A force d’énergie, Adel a réussi à faire admettre sa soeur dans un hôpital israélien. La réponse aux injections était positive, la tumeur stabilisée. Puis il l’a fait transférer dans le département oncologique d’une clinique moderne à Ramallah, Al-Arabia, tenue par un médecin palestinien, le docteur Baker – un bienfaiteur de son peuple ! -, qui procurait le même médicament à moitié prix. Six mois plus tard, elle meurt dans d’atroces souffrances.
Le médicament, référence «S00 50 A», contenait de l’eau, un peu de sucre, quelques traces d’aspirine, un colorant…, c’est-à-dire rien. Zéro principe actif. Prix de revient, 2 dollars la boîte. Le Dr Baker est un assassin. Et Adel ne le savait pas.

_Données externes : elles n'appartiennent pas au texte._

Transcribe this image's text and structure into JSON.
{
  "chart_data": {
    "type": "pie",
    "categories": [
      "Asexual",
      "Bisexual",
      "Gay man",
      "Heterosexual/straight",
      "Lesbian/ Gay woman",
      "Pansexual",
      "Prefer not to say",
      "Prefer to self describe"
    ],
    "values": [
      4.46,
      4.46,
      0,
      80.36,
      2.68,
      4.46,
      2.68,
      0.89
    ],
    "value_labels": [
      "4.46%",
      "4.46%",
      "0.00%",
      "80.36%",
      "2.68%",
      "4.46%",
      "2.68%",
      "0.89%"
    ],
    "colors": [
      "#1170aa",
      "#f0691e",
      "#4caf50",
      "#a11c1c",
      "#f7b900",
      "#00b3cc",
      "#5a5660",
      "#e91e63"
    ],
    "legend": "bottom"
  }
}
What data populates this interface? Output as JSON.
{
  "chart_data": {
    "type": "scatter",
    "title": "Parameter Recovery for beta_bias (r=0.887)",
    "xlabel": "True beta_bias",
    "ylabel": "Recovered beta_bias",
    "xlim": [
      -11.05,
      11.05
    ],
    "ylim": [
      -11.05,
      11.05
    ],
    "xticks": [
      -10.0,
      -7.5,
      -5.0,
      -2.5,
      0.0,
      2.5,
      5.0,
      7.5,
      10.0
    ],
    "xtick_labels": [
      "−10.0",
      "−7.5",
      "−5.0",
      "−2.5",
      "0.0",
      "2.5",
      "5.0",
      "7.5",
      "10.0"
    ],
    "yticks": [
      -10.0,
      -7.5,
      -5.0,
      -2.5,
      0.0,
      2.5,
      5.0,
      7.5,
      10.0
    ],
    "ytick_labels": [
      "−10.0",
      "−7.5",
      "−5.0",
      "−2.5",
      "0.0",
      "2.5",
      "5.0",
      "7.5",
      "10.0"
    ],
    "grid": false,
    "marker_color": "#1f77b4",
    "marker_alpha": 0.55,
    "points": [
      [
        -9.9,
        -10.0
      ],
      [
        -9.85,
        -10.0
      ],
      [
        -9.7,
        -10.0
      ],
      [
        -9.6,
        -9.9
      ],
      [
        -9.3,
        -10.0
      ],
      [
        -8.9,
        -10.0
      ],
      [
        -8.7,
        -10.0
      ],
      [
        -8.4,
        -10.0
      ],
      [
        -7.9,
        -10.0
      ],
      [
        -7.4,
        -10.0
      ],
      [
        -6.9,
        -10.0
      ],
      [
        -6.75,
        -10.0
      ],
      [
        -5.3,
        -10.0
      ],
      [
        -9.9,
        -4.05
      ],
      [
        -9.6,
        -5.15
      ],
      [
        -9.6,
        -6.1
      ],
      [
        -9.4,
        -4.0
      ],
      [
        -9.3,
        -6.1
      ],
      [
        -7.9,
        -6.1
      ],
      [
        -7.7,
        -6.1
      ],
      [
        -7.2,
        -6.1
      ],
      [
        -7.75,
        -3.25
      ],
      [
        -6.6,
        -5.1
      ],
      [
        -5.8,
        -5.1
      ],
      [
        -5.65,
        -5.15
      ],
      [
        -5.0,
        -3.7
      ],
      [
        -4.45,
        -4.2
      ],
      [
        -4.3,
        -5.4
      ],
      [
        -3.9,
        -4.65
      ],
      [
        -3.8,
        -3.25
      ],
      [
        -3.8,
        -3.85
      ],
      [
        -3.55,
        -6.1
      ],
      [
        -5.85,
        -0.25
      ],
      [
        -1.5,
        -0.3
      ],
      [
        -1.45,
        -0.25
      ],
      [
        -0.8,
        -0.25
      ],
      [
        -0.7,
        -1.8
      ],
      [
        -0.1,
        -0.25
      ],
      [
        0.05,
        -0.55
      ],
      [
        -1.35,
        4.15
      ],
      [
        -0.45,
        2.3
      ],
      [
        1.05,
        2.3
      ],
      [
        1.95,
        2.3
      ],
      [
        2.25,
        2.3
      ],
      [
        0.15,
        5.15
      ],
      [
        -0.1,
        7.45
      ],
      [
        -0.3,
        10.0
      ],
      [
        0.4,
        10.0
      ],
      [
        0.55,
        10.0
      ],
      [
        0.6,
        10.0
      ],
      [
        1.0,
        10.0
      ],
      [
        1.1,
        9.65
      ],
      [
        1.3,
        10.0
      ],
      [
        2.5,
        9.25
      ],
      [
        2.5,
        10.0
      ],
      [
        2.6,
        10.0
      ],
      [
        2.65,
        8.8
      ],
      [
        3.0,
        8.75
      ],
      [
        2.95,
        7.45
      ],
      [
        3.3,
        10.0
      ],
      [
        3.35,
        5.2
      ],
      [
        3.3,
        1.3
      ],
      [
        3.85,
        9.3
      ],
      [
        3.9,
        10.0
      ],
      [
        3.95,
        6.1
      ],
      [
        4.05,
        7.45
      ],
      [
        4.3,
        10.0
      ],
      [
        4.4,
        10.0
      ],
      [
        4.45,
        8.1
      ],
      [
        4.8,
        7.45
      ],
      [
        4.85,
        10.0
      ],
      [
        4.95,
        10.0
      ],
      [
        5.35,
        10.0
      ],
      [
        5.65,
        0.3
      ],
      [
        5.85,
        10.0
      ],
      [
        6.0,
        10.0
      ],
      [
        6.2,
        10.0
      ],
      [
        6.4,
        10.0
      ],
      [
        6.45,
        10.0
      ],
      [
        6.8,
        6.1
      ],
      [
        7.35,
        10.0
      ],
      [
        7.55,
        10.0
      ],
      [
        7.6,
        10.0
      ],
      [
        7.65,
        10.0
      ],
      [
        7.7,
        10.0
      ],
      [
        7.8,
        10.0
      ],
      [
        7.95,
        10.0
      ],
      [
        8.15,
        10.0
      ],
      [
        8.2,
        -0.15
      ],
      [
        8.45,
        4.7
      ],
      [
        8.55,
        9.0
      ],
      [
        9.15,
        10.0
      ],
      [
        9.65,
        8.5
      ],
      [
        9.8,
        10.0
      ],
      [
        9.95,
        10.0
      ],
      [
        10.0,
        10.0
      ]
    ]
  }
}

A 3 000 kilomètres de là, dans les bureaux gris acier, le nouveau responsable de la sécurité d’une compagnie pharmaceutique suisse à Bâle, Lucien, ne décolère pas. Des messages d’alerte aux médicaments contrefaits arrivent sur son bureau comme autant de lampes rouges clignotant à travers tout le Moyen-Orient. Lucien est un ancien soldat, fatigué des champs de bataille, qui se fiche bien des médicaments de confort sur internet où 100% du Viagra proposé est faux. Mais là, il s’agit d’anticancéreux ou d’anticoagulants, de vie ou de mort.
Alors Lucien entre à nouveau en guerre contre une armée d’assassins inconnus. Lucien déteste la publicité et s’irrite dès qu’on parle de lui. Il ne cesse de répéter : « Un homme seul ne peut rien. Pour affronter une affaire de cette dimension, il faut le travail de toute une équipe. » Pour lui, pour eux, c’est une quête, une croisade, vitale, fiévreuse, obsédante. Une tragédie en cinq actes.
Acte I : la révélation
1er juillet 2007, Amman, Jordanie. Lucien, en tournée chez les distributeurs de sa compagnie, apprend qu’un homme a proposé ses services. Un certain Raëd dit tout savoir sur les faux médicaments. Pour preuve de sa bonne foi, il apporte une boîte d’Imanitib que seul, en Jordanie, le ministère de la Santé jordanien peut délivrer. Lucien examine la boîte : pilules orange, emballage, date de manufacture et d’expiration, tout est parfait. Il la fait analyser : aucun principe actif. Un faux. Numéro du lot : «S00 50A».
Rendez-vous discret avec Raëd. L’homme, la trentaine, porte jean et chemise, le cheveu gominé, une belle montre, 3 téléphones portables. Il est propre, branché, sûr de lui, l’allure d’un jeune homme d’affaires du Moyen-Orient qui a réussi. Il propose de devenir un informateur rémunéré de la compagnie. Mieux, d’infiltrer le réseau de contrefaçon. Il connaît le nom de son chef : Wajee Abu Odeh, un Jordanien installé en Chine, anonyme perdu dans la fourmilière commerciale de Shenzhen.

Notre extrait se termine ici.